Friday, August 25, 2017

What is 100%?

Help me with this... (because I have learned to ask for help)
What is 100%?
When it comes to giving 100% or being at 100% or doing it 100%, is that just a saying?
Does it exist?

I have written before about not being able to give 100% as a teacher once I attempted to be a 100% parent. Now, though, I wonder what this 100% business is and if it even exists.

In my children's lives, I never expect 100% on tests or first place in an event.
I do root for at least a 90% in their happiness.
Because can you be 100% happy?
And is it that 100% the ultimate?
The outlying goal?
A beacon in the long swim of it all?
Is it something of value that we need to even think about?

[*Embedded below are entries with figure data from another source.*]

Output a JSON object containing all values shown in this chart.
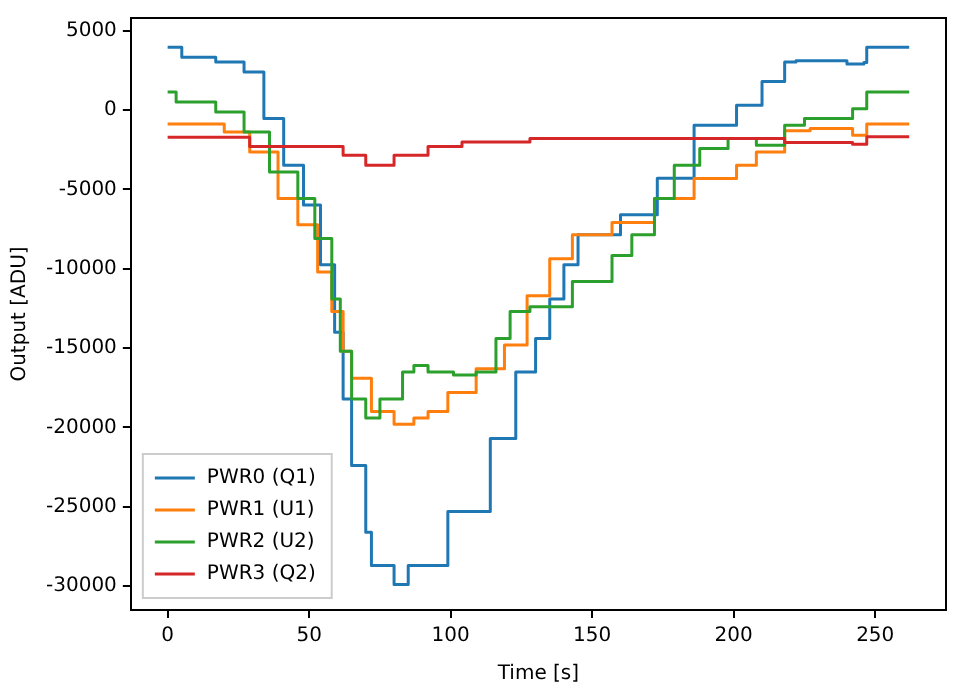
{
  "chart_data": {
    "type": "step",
    "xlabel": "Time [s]",
    "ylabel": "Output [ADU]",
    "xlim": [
      -13,
      275
    ],
    "xticks": [
      0,
      50,
      100,
      150,
      200,
      250
    ],
    "ylim": [
      -31500,
      5800
    ],
    "yticks": [
      -30000,
      -25000,
      -20000,
      -15000,
      -10000,
      -5000,
      0,
      5000
    ],
    "grid": false,
    "legend": "bottom left",
    "series": [
      {
        "name": "PWR0 (Q1)",
        "color": "#1f77b4",
        "x": [
          0,
          5,
          17,
          27,
          34,
          41,
          48,
          54,
          59,
          62,
          65,
          70,
          72,
          80,
          85,
          99,
          114,
          123,
          130,
          135,
          140,
          145,
          160,
          173,
          186,
          201,
          210,
          218,
          222,
          240,
          246,
          247,
          262
        ],
        "values": [
          3950,
          3320,
          3020,
          2400,
          -540,
          -3480,
          -5980,
          -9750,
          -14000,
          -18200,
          -22400,
          -26600,
          -28700,
          -29900,
          -28700,
          -25300,
          -20700,
          -16500,
          -14400,
          -11900,
          -9750,
          -7850,
          -6600,
          -4300,
          -960,
          300,
          1800,
          3020,
          3100,
          2900,
          3000,
          3950,
          3950
        ]
      },
      {
        "name": "PWR1 (U1)",
        "color": "#ff7f0e",
        "x": [
          0,
          20,
          29,
          39,
          46,
          53,
          58,
          62,
          65,
          72,
          80,
          87,
          92,
          99,
          109,
          119,
          127,
          135,
          143,
          157,
          172,
          186,
          201,
          208,
          218,
          227,
          242,
          246,
          247,
          262
        ],
        "values": [
          -880,
          -1380,
          -2640,
          -5580,
          -7230,
          -10200,
          -12700,
          -15200,
          -16900,
          -19000,
          -19800,
          -19400,
          -19000,
          -17800,
          -16300,
          -14800,
          -11700,
          -9370,
          -7850,
          -7080,
          -5580,
          -4320,
          -3480,
          -2640,
          -1300,
          -1170,
          -1590,
          -1590,
          -880,
          -880
        ]
      },
      {
        "name": "PWR2 (U2)",
        "color": "#2ca02c",
        "x": [
          0,
          3,
          17,
          27,
          36,
          46,
          52,
          58,
          61,
          65,
          70,
          75,
          83,
          87,
          92,
          101,
          109,
          116,
          121,
          128,
          143,
          157,
          164,
          172,
          179,
          188,
          198,
          208,
          218,
          225,
          242,
          246,
          247,
          262
        ],
        "values": [
          1130,
          500,
          -130,
          -1380,
          -3900,
          -5580,
          -8100,
          -11900,
          -15200,
          -18200,
          -19400,
          -18200,
          -16500,
          -16100,
          -16500,
          -16700,
          -16500,
          -14400,
          -12700,
          -12400,
          -10800,
          -9160,
          -7850,
          -5580,
          -3480,
          -2430,
          -1800,
          -2220,
          -960,
          -540,
          90,
          90,
          1130,
          1130
        ]
      },
      {
        "name": "PWR3 (Q2)",
        "color": "#d62728",
        "x": [
          0,
          29,
          48,
          62,
          70,
          80,
          92,
          104,
          128,
          157,
          201,
          218,
          242,
          246,
          247,
          262
        ],
        "values": [
          -1720,
          -2300,
          -2300,
          -2850,
          -3480,
          -2850,
          -2300,
          -2010,
          -1800,
          -1800,
          -1800,
          -2050,
          -2150,
          -2150,
          -1680,
          -1680
        ]
      }
    ]
  }
}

I was talking to a wonderful friend about being at 100% a while ago, and it has floated around and around in my mind needing a complete think through.

To be honest, we weren't even talking about 100%, probably, but about something maybe just as out of reach for a human- we were talking about being as good as "before".
As I listened to her concerns, I began to think inside of myself about whatever "before" could be for me. (And you could think about what "before" may be for you, as she knew what it was for her...)

My before is gone.
It left with entering my 40s.
It left with a prescription.
It left with a flux of chemicals and juices and what have you in the human body.

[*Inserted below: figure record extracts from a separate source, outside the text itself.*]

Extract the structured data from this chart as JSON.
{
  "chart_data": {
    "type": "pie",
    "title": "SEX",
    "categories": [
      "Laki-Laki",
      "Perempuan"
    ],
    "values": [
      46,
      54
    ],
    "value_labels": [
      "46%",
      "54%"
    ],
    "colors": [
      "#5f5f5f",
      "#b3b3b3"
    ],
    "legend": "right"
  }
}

Then I thought...wait...do I want my before back?
Because even though it came with tighter thighs, it did not come with the deeper breaths I take now.
Before came with the ability to see a menu in any light and at any distance from my face, and it didn't come with the clarity I like to think I have now.
It came with lightning quick reflexes and reactions, and it didn't come with walking away and steeping in thoughts until ready.

Stepping away from the idea of 100%, I ask the question: What is good enough? And what could be the answer since we all have to answer that individually and for ourselves?

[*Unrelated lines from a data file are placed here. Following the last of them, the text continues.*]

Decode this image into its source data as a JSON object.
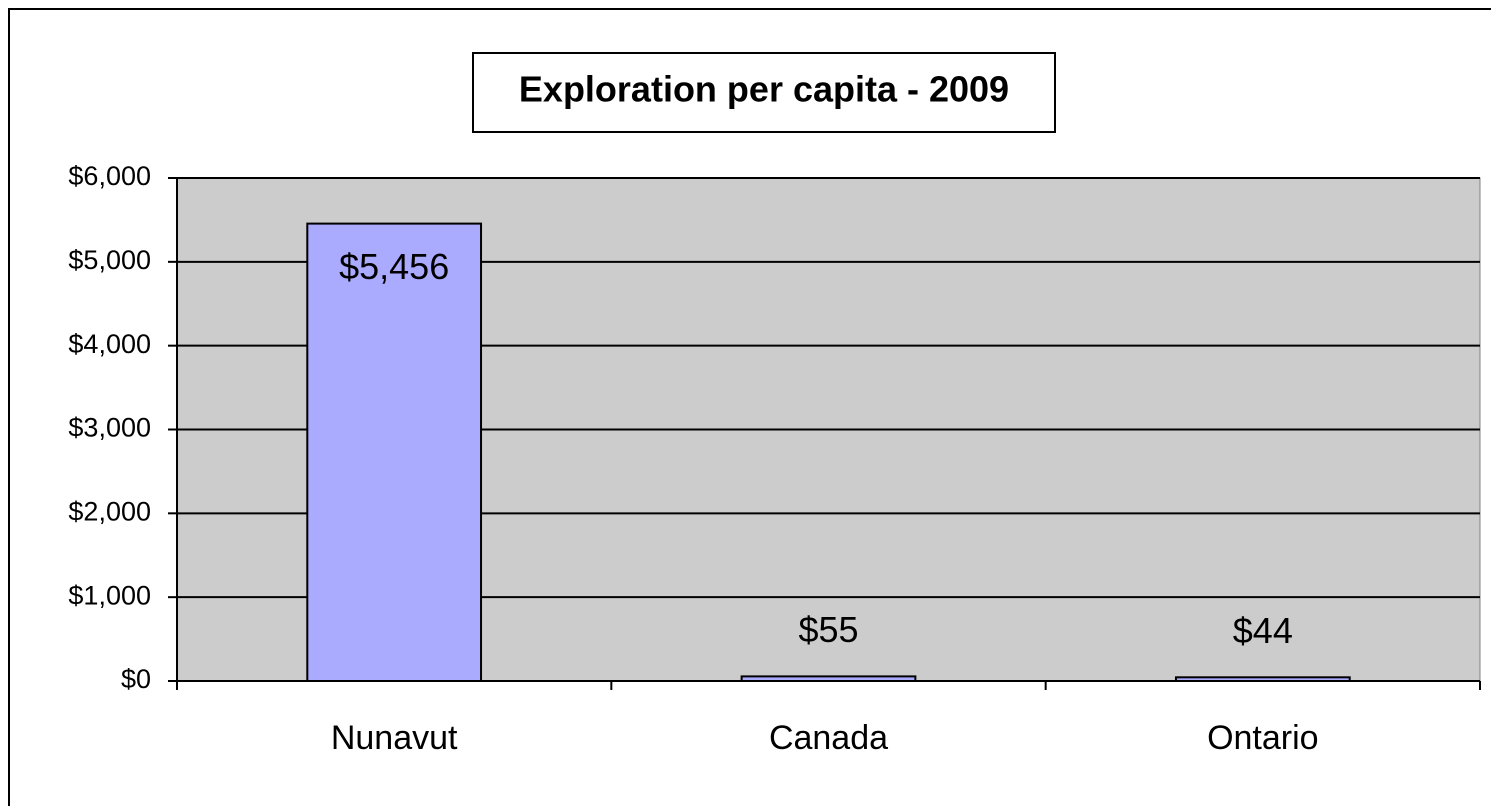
{
  "chart_data": {
    "type": "bar",
    "title": "Exploration per capita - 2009",
    "categories": [
      "Nunavut",
      "Canada",
      "Ontario"
    ],
    "values": [
      5456,
      55,
      44
    ],
    "value_labels": [
      "$5,456",
      "$55",
      "$44"
    ],
    "color": "#aaaaff",
    "ylim": [
      0,
      6000
    ],
    "yticks": [
      {
        "value": 0,
        "label": "$0"
      },
      {
        "value": 1000,
        "label": "$1,000"
      },
      {
        "value": 2000,
        "label": "$2,000"
      },
      {
        "value": 3000,
        "label": "$3,000"
      },
      {
        "value": 4000,
        "label": "$4,000"
      },
      {
        "value": 5000,
        "label": "$5,000"
      },
      {
        "value": 6000,
        "label": "$6,000"
      }
    ],
    "grid": true
  }
}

In China, I heard at different times from English speaking Chinese, "Is good enough". It made me smile remembering a Buddhist Monk say it once in a talk. It was the theme of his talk about letting go of assumed perfection. It has since become a refrain of my family. As I took in the different cities in China, the words took on a deeper meaning to me.
There is, where I am, an American tendency for the perfect home, the perfect body, the perfect lifestyle. What that looked like, in the China I saw, was completely different. The outside of a home might have looked run down, but the inside was polished wood and meaningful furniture and art. Restaurants might have been too hot and the plates and bowls mismatched, but the food was expertly cooked and delicious.

So what mattered more?
The outside or the inside?
The look or the feel?

I wonder if giving our best selves, almost all the time, can be agreed upon.
And seeing as I just smartened up the outside of my house, I wonder if my inside of the house can remain a bit disheveled as long as it is still a comfy place to enter.

I would like to think that entering a classroom, open to learning and open to the struggle of learning, might be the enough for both student and teacher.
Might be the better?
Maybe it is the honesty of saying, "I am going to get in here, have at it, and see what comes out from the passion to try this thing."
Maybe that can be translated into some value we can all embrace.
We don't have to be like before.
We have to be like now, and we have to be all in with the now and the who we are at this point in our lives.

And, we have to give everyone a break.


4 comments:

  1. Maybe for the teacher and the student is..."can you do better?". The 100% thing probably doesn't matter if that's the case.

    Giving everyone a break is warranted in most cases. The exception being DJT. He doesn't ever get a break. Never. Ever.